Ya, Indar Atmanto, mantan Dirut Indosat Mega Media (IM2) itu dituntut 10 tahun penjara dan denda Rp 500 juta dari Rp 1,358 triliun yang dianggap jaksa merupakan kerugian negara. Sisa dari nilai kerugian negara tersebut ditanggungkan kepada pihak korporasi Indosat dan IM2.

Sambil sedikit berkaca-kaca Indar berkali-kali menyayangkan jaksa yang tidak memakai fakta-fakta di persidangan.

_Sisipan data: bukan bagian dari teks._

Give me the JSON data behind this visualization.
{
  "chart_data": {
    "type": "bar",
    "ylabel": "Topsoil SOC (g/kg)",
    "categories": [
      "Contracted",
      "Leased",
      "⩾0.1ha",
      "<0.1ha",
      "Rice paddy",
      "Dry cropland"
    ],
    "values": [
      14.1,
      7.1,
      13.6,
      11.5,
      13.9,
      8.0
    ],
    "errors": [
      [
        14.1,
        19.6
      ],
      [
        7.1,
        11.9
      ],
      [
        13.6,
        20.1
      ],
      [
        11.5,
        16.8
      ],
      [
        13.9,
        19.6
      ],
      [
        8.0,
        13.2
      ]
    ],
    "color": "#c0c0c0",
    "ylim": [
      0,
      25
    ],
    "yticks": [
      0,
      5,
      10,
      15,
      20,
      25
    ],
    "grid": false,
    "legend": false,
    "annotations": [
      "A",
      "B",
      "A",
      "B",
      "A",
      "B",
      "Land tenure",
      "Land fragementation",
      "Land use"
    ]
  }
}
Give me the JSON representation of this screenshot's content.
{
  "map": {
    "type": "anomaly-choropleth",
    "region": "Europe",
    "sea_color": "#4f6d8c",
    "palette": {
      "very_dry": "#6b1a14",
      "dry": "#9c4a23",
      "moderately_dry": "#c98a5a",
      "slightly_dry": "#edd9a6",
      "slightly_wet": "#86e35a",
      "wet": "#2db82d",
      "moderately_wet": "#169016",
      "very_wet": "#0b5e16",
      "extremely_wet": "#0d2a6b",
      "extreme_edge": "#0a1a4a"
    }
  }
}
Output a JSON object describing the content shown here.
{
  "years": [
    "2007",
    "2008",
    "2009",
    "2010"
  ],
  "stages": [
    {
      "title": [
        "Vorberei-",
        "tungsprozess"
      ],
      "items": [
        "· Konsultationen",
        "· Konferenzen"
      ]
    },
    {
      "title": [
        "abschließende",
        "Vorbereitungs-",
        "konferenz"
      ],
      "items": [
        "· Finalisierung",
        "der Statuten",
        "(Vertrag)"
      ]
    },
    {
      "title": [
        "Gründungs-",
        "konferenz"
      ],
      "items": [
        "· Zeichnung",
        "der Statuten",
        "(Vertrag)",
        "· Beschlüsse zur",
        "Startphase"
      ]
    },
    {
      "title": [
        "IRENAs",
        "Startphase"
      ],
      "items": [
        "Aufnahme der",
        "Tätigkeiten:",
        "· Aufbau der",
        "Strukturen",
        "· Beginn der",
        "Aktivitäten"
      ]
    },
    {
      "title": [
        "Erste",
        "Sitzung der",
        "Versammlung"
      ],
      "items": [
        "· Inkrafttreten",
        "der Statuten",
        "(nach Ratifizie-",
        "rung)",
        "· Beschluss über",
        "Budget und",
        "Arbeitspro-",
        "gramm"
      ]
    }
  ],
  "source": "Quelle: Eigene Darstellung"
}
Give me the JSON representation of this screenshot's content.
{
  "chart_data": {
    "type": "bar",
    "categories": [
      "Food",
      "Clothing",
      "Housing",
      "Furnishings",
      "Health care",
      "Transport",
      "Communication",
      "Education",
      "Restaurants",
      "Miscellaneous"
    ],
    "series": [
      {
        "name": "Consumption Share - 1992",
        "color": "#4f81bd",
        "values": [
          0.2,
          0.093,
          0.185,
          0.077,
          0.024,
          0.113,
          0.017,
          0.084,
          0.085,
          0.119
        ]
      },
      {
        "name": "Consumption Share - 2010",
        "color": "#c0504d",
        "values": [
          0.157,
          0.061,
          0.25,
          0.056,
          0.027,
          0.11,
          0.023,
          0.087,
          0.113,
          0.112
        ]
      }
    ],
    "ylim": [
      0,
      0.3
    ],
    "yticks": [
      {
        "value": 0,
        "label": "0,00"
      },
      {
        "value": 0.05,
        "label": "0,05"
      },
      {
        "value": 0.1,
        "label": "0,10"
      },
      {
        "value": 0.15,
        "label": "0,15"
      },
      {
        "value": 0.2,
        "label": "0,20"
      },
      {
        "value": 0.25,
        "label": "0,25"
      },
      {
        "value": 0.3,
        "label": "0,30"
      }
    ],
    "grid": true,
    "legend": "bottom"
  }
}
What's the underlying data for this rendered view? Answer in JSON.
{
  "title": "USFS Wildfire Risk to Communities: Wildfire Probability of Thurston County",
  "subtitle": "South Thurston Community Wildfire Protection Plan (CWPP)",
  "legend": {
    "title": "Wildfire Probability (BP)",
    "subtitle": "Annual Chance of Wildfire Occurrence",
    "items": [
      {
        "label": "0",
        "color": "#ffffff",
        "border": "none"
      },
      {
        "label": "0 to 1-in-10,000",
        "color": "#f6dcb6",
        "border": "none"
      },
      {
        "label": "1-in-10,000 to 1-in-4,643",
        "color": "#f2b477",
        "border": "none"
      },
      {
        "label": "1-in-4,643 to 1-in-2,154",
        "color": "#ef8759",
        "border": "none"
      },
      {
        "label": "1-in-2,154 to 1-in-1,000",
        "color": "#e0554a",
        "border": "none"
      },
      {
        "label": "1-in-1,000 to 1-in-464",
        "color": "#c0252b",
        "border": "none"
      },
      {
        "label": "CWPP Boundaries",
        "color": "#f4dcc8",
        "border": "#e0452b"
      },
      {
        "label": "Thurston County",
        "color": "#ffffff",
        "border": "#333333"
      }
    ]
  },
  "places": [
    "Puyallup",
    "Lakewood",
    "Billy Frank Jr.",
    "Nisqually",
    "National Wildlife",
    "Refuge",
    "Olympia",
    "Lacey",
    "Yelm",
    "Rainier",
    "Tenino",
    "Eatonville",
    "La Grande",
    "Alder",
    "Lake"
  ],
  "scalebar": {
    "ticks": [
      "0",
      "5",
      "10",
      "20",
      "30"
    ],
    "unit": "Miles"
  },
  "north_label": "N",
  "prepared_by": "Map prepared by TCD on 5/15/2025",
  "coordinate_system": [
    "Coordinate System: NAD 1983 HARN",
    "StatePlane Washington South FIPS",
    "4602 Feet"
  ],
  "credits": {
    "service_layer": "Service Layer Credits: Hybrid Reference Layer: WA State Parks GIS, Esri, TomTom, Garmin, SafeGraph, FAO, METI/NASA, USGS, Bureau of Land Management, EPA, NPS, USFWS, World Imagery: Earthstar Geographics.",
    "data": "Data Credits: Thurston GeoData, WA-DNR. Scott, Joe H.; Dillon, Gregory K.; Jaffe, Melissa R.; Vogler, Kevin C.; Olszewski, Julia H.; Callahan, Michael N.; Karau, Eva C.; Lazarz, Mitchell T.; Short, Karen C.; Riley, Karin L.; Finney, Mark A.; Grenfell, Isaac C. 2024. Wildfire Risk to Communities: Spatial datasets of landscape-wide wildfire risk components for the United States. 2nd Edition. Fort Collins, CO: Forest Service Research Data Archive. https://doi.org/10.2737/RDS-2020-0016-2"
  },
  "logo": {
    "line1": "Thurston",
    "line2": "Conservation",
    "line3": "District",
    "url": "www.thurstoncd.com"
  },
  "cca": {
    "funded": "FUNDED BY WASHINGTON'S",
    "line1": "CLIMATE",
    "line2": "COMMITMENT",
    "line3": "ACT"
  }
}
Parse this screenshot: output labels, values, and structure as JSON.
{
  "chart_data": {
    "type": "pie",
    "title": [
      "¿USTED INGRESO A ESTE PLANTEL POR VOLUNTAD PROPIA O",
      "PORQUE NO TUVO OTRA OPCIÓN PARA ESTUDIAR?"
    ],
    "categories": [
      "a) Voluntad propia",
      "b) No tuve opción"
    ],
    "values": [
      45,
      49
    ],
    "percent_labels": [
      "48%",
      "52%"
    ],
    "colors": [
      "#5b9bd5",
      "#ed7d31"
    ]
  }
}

"Ada sidang tapi seperti tak pernah ada sidang bila jaksa akhirnya memakai bukti di BAP (Berita Acara Pemeriksaan). Semua tahu kalau BAP itu di bawah tekanan. Lalu apa gunanya persidangan selama 6 bulan ini bila akhirnya jaksa tidak memakai fakta-fakta yang ada di dalamnya," keluhnya.

Indar menilai jaksa sudah menggunakan asas praduga bersalah sejak awal sehingga apapun hasil dan fakta di persidangan, tetap saja jaksa menyalahkannya.

Praktisi hukum Sulaiman Sembiring mengungkapkan jaksa juga seharusnya tak memakai bukti dari BPKP yang nyata-nyata sudah dibatalkan oleh Pengadilan Tata Usaha Negara (PTUN).

Pengaruh kasus Indar juga sangat dirasakan oleh industri terkait, yaitu penyelenggara jasa Internet Indonesia atau Internet Service Provider (ISP). Karena bagaimana pun, bila kasus IM2 dan Indosat ini lolos maka 280 ISP lainnya pun bisa kena getahnya.

Indar mengungkapkan di persidangan pekan depan, pihaknya akan menyampaikan pembelaan yang intinya akan membeberkan fakta-fakta di persidangan.

"Jaksa Penuntut Umum itu sebenarnya tidak harus memberikan tuntutan, karena hal itu juga pernah diungkapkan Jaksa Agung Basrief Arif. Semoga saja masih ada keadilan di negeri ini, hanya Tuhan yang tahu," tuturnya.